中央部分にはディズが待っていて早くこっちに来いと言っているようだ。
「ミノル君、私達の反対側の出入り口から昨日と同じ気配があるね」
「ここまで来れば俺にも何となく分かる
・・・・けど妙に違和感がないと言うか殺気のようなモノはないな」
「単純な戦闘馬鹿なだけかもしれないね
一先ずは安心して良いんじゃないかな」
「だと良いがね」
警戒しつつディズの元まで向かう。
「よう、良く寝れたか?」
「えぇ快適でしたよ」
「そうか、そりゃ良かった
んじゃ戦えそうか?」
「問題ない」
「んじゃルールを説明するから合わせて準備してくれ
先方さんはやたらとヤル気でな呼べばすぐに戦いになるだろう」
相手がこの場に居なかったのは俺に準備をさせる為か。
ルールは何でもアリの1対1で闘技場の防御結界は最大レベルで動作させてくれるらしい。
「要は思いっきり全力で戦えって事ですよね?」
「まぁそうだな
一応、相手側にも何かあった場合の補助と言うか支援を1人連れているから
最悪の場合になりそうな時は相手を止めてくれる手筈になってる」
「だそうだ、俺の方も頼むよロージー」
頷いて肯定するロージーを見つつ武具を取り出して装備していく。
表に出てきてからは目立つとの理由で使ってなかったが裏迷宮産の一番性能の良い奴にする。
武器は使い慣れた短槍に予備として短剣を腰に差し盾は持たない。
「なんて物をもってやがる・・・・・それ普通の武具じゃないだろう・・・・」
近くで見たディズが息を飲むがお構いなしだ。
多少、もとい性能自体は壊れっぷりも半端ないが
所詮は超高性能な通常武具で神器のような出鱈目な能力がある訳でもないしな。
「準備は出来た様だな?」
「あぁ、何時でも良い」
ディズが確認し合図をすると反対側から人影が2人現れた。
男女だと思うがどちらも目線を隠すかの如く深くバイザーのようなモノで顔の上部を覆っている。
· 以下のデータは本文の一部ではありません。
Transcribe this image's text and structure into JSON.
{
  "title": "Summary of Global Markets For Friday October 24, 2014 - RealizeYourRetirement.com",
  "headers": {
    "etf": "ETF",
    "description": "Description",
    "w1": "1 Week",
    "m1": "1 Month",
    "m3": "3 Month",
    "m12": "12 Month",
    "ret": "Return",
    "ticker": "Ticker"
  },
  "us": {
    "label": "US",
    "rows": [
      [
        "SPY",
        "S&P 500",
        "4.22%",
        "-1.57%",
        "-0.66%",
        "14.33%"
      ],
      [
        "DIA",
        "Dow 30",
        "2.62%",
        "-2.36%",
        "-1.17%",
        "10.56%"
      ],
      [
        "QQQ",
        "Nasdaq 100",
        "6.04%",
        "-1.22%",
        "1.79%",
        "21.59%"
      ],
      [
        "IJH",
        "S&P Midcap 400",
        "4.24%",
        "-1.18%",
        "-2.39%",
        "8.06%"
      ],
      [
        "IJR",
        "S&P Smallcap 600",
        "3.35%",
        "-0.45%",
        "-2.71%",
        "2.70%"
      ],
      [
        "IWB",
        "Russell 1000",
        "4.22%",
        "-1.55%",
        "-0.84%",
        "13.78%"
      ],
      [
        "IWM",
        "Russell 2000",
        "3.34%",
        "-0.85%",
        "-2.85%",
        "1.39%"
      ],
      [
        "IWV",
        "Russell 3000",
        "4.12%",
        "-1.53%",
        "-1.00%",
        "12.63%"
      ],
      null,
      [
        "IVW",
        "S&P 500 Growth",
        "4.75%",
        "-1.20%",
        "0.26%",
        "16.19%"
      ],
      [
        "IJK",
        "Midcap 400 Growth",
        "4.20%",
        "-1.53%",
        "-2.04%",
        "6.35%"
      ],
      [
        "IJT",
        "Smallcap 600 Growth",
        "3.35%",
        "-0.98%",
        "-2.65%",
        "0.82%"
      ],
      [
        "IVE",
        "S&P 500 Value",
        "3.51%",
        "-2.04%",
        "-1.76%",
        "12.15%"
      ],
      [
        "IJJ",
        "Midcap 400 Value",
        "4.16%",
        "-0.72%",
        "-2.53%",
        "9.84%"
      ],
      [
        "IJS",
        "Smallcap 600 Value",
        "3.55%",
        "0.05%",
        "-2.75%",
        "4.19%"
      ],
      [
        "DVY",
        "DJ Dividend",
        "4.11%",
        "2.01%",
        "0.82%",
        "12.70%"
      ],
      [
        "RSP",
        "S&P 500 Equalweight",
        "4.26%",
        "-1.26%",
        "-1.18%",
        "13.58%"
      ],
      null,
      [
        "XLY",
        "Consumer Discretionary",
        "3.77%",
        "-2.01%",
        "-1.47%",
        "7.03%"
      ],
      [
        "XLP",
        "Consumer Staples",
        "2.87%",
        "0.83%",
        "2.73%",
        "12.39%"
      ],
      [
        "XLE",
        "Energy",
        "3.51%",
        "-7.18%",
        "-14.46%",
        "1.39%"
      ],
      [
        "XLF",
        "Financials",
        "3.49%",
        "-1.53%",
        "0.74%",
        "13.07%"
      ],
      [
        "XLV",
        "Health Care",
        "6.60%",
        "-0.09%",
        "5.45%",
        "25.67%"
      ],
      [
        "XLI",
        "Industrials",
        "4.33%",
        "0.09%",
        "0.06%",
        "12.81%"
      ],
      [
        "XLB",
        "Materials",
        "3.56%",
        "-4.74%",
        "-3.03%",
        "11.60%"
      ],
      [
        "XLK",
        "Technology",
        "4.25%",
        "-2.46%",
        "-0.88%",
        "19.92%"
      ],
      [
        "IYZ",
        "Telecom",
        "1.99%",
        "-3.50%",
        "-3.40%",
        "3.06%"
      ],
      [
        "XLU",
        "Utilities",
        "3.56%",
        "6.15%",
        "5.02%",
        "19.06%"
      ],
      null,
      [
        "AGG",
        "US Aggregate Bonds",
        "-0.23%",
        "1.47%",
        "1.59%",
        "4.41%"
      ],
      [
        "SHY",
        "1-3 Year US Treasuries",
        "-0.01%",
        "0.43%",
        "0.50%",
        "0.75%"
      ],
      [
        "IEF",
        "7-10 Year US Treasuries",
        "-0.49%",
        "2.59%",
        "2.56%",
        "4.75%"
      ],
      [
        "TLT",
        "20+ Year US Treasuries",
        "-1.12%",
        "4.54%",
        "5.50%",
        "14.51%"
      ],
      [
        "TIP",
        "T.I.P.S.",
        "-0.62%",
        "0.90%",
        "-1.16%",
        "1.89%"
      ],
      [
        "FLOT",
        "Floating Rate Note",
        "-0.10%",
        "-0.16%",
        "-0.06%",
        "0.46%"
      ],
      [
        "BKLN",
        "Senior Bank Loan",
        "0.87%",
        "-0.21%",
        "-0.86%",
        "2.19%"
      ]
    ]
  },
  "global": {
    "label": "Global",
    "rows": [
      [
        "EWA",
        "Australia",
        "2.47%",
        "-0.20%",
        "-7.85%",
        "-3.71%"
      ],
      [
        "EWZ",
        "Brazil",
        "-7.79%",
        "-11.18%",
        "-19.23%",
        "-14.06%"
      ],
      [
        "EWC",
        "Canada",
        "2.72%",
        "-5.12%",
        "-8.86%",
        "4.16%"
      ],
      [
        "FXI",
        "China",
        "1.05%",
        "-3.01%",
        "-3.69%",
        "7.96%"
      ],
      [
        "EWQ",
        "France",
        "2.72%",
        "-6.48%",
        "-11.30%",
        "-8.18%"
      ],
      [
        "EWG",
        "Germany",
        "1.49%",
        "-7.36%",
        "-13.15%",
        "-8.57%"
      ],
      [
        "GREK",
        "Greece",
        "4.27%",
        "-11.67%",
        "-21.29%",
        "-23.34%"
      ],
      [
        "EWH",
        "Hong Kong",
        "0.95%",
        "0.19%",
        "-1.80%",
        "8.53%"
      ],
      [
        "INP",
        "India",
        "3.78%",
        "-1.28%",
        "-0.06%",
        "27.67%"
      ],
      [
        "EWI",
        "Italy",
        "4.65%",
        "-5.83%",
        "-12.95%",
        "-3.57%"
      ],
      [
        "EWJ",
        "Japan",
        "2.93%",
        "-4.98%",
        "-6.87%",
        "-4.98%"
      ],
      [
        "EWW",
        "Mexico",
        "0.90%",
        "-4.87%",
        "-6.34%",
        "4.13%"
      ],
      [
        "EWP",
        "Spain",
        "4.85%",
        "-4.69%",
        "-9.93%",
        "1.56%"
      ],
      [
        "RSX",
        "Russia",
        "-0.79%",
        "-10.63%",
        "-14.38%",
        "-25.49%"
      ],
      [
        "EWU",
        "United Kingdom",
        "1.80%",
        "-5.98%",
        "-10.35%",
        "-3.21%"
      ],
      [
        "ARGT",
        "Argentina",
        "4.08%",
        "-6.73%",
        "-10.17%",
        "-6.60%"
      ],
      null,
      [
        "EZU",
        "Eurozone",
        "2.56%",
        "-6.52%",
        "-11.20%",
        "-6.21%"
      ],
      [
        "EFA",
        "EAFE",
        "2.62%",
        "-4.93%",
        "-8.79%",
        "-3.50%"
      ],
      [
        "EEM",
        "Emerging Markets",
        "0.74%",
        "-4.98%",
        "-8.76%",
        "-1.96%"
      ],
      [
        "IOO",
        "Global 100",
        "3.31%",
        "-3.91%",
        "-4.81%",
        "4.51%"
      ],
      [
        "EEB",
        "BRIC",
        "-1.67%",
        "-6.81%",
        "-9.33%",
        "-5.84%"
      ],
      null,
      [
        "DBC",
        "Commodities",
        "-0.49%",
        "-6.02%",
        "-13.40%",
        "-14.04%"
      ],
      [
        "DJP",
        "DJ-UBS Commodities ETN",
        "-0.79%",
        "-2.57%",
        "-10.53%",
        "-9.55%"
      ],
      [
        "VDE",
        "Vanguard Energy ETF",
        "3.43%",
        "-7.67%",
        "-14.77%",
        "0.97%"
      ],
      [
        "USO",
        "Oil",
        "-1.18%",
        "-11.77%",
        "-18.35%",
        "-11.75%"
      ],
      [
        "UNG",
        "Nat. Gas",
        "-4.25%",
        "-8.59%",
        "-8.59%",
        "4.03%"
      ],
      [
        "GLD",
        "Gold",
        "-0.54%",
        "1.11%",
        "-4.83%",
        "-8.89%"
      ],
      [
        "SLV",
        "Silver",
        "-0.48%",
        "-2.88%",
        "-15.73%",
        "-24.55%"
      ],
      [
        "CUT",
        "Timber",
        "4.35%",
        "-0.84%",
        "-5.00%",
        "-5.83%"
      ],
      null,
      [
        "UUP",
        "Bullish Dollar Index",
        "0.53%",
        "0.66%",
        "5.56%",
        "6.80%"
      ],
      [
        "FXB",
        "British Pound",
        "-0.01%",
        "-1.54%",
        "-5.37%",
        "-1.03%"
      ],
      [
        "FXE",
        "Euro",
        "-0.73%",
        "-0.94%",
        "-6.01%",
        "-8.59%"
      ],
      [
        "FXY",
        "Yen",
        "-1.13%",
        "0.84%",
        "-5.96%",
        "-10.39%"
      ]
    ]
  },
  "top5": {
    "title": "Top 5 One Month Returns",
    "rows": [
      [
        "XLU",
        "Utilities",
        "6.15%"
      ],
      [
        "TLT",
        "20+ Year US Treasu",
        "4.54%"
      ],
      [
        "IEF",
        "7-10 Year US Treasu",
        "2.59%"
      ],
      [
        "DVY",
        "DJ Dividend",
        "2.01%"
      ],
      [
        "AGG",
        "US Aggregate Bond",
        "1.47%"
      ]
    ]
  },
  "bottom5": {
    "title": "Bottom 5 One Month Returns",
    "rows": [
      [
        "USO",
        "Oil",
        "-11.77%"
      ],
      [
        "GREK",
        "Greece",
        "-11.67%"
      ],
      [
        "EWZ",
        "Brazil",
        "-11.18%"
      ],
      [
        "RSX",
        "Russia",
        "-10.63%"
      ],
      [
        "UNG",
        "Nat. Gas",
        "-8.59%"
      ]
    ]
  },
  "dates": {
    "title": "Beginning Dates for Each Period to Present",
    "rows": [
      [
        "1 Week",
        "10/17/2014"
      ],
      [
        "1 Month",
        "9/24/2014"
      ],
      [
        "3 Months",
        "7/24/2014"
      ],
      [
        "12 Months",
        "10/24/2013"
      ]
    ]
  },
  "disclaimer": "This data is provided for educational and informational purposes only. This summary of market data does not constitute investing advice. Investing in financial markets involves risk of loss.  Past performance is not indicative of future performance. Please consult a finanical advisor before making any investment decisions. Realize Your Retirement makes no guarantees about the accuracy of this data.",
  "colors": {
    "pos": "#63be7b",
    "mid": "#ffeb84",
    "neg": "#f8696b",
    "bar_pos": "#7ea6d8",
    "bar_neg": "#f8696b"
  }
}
装備品と言うか服装もこの国では見かけないというか妙に近代的と言うか何というか
全体的に鈍く光る金属系で作られた防具でシルエットは直線的でシンプルで機能美を感じる。
男性の方は長身で鍛えられた体だと言うのが良くわかる。
武器は背中にある大剣なんだろうが妙にゴツイ作りで防具とは違う印象だ。
女性の方は男よりも金属部分が少なく布地が多いな。
武器の杖で此方もゴツイ作りだ。
途中で女性の足が止まり男性だけがこっちに歩いてくる。
どうやら俺の相手はこっちのようだ。
こちらに害意があるようには見受けられないが受ける圧力は強者のソレだ。
間違いなく出来る、それも相当な部類だろう。
「よう、今回はどうなんだ?」
近寄ってディズに話し掛けた声は何処かで聞いた事があるような気がする。
「自分で確かめるんだろ?」
ディズに言われ「それもそうだな」と俺に振り向きバイザーを上げた。
「初めましてでいいのか?よくわからんが
俺の名はゼノーヴァ、とりあえず一発やっとくか」
そこにはかつて一緒に迷宮を攻略した仲間が居た。